Young, Black, Fabulous These Are The Musings of a Foreseer

Posted on June 9, 2011, in Beauty, Hair and tagged , , , , , , , , , , . Bookmark the permalink. 1 Comment.

  1. just want to let you know that i appreciate your candor and expression of raw emotions. it’s something that we all fight with from time to time. it’s important to remember what you wrote: that we are all beautiful because we were created in the image of God. of course this was not about a physical image, but the point is we are the creation of our Creator, and “God don’t make no junk,” as they used to say.

    that said, understand that as women (in general), we will always struggle with the temptation to live up to society’s standards of beauty, because, well, we live in our society, and unless we’re under a rock, we hear the messages that are expressed by the mainstream regarding what constitutes beauty (and what doesn’t). and society’s message is not that beauty is defined by whose image we are made in; rather that we need to be a certain height, weight, shade, have a certain hair grade (and length) and probably possess whatever particular product they’re selling. this is true of white women, us, and all shades/races/elasticities in between.

    as BLACK women, we of course have been subject to not only those messages, but others that have told us that our physique is inferior to that of white women since our arrival in the new world (and this is not unique to the US…just do a search of “pelo malo” (bad hair), “mejorar la raza” (improve the race) and like concepts in latin america). for us, that means that the internal struggle that we have as women is a bit more uphill than what other women may have to face. not fair, but that’s just how it is.

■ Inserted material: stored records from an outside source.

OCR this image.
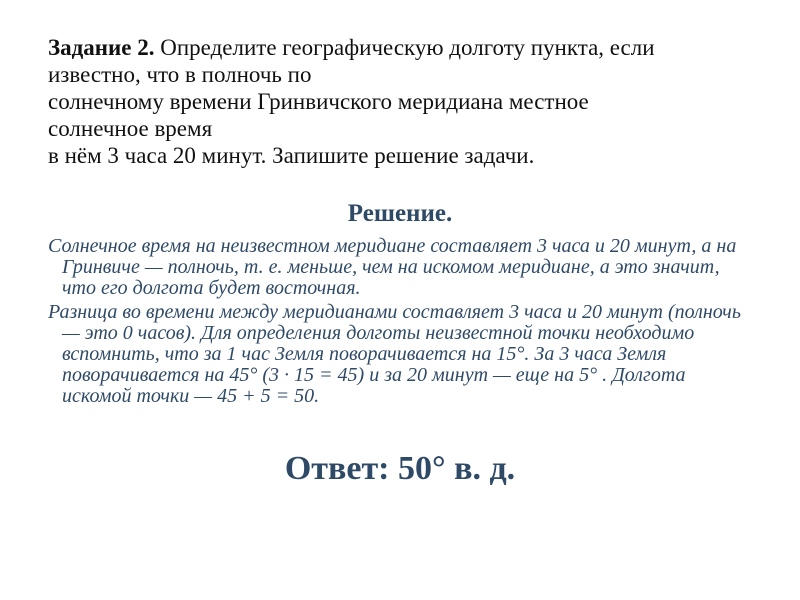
Задание 2. Определите географическую долготу пункта, если
известно, что в полночь по
солнечному времени Гринвичского меридиана местное
солнечное время
в нём 3 часа 20 минут. Запишите решение задачи.
Решение.
Солнечное время на неизвестном меридиане составляет 3 часа и 20 минут, а на Гринвиче — полночь, т. е. меньше, чем на искомом меридиане, а это значит, что его долгота будет восточная.
Разница во времени между меридианами составляет 3 часа и 20 минут (полночь — это 0 часов). Для определения долготы неизвестной точки необходимо вспомнить, что за 1 час Земля поворачивается на 15°. За 3 часа Земля поворачивается на 45° (3 · 15 = 45) и за 20 минут — еще на 5° . Долгота искомой точки — 45 + 5 = 50.
Ответ: 50° в. д.
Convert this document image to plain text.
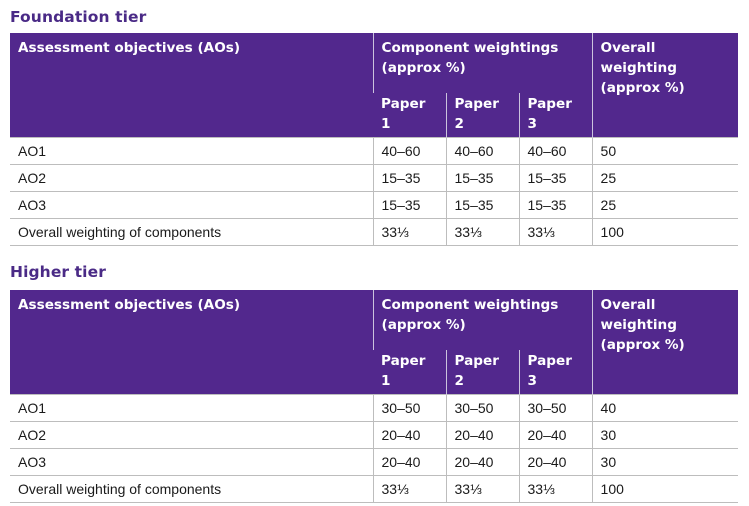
Foundation tier
Assessment objectives (AOs)	Component weightings (approx %)			Overall weighting (approx %)
	Paper 1	Paper 2	Paper 3	
AO1	40–60	40–60	40–60	50
AO2	15–35	15–35	15–35	25
AO3	15–35	15–35	15–35	25
Overall weighting of components	33⅓	33⅓	33⅓	100
Higher tier
Assessment objectives (AOs)	Component weightings (approx %)			Overall weighting (approx %)
	Paper 1	Paper 2	Paper 3	
AO1	30–50	30–50	30–50	40
AO2	20–40	20–40	20–40	30
AO3	20–40	20–40	20–40	30
Overall weighting of components	33⅓	33⅓	33⅓	100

    it does hurt that a social scientist would publish something as biased and unscientific as he did. it hurts that it reflects the sentiments of some people in our society, but it is NOT based on facts or the truth. it’s based on his opinion, and the influence of a history of debasing, dehumanizing and marginalizing a particular group of people. this same influence is also the root of any sentiments of undesirability that we as black women have for our natural hair, nose, skin and other physical features.

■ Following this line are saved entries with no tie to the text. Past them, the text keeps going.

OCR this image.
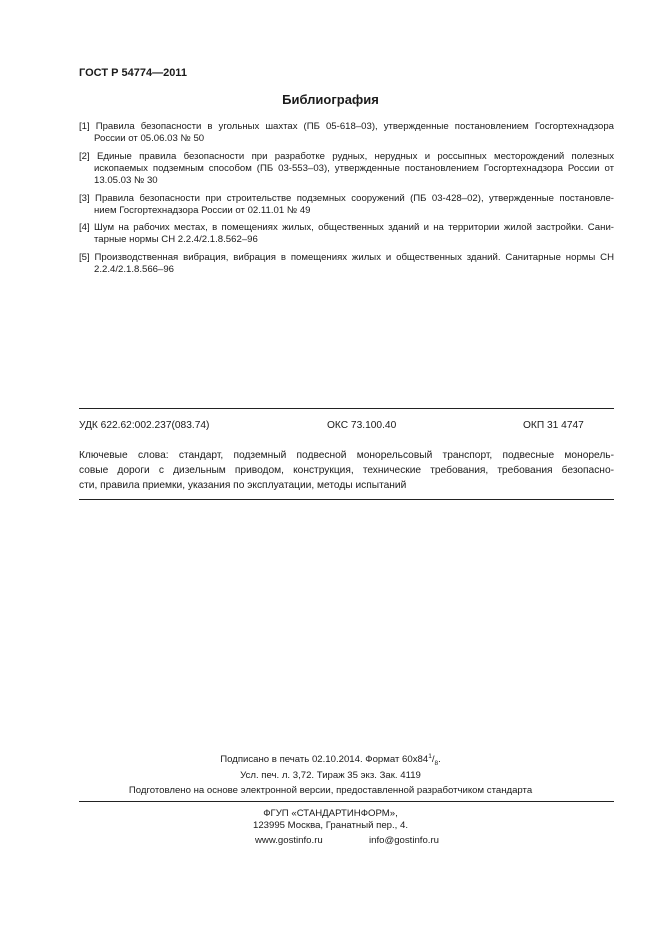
ГОСТ Р 54774—2011
Библиография
[1] Правила безопасности в угольных шахтах (ПБ 05-618–03), утвержденные постановлением Госгортехнадзора
России от 05.06.03 № 50
[2] Единые правила безопасности при разработке рудных, нерудных и россыпных месторождений полезных
ископаемых подземным способом (ПБ 03-553–03), утвержденные постановлением Госгортехнадзора России от 13.05.03 № 30
[3] Правила безопасности при строительстве подземных сооружений (ПБ 03-428–02), утвержденные постановле-
нием Госгортехнадзора России от 02.11.01 № 49
[4] Шум на рабочих местах, в помещениях жилых, общественных зданий и на территории жилой застройки. Сани-
тарные нормы СН 2.2.4/2.1.8.562–96
[5] Производственная вибрация, вибрация в помещениях жилых и общественных зданий. Санитарные нормы СН
2.2.4/2.1.8.566–96
УДК 622.62:002.237(083.74)	ОКС 73.100.40	ОКП 31 4747
Ключевые слова: стандарт, подземный подвесной монорельсовый транспорт, подвесные монорель-
совые дороги с дизельным приводом, конструкция, технические требования, требования безопасно-
сти, правила приемки, указания по эксплуатации, методы испытаний
Подписано в печать 02.10.2014. Формат $60x84^1/_8$.
Усл. печ. л. 3,72. Тираж 35 экз. Зак. 4119
Подготовлено на основе электронной версии, предоставленной разработчиком стандарта
ФГУП «СТАНДАРТИНФОРМ»,
123995 Москва, Гранатный пер., 4.
www.gostinfo.ru	info@gostinfo.ru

    so stay encouraged. whenever you are faced with these sentiments, understand the root of them, shake them off and just keep going forward. don’t get too caught up in the debate over relaxed vs. natural. people will also have their opinions about what you/we do. at the end of the day though, you have to feel comfortable in your own skin (no pun intended). i told myself for about three years that i would go natural before i actually did, but when i did i was ready, and i’m so glad i did. keep doing research, looking up hair care regimens and styles, and when you’re ready, try it. you can always go back to perms if you decide to, and then try again if you want (or not). ultimately, remember that we are beautiful because of our conforming to the unchanging image of who God is, no matter what our shade or texture, chemicals or not.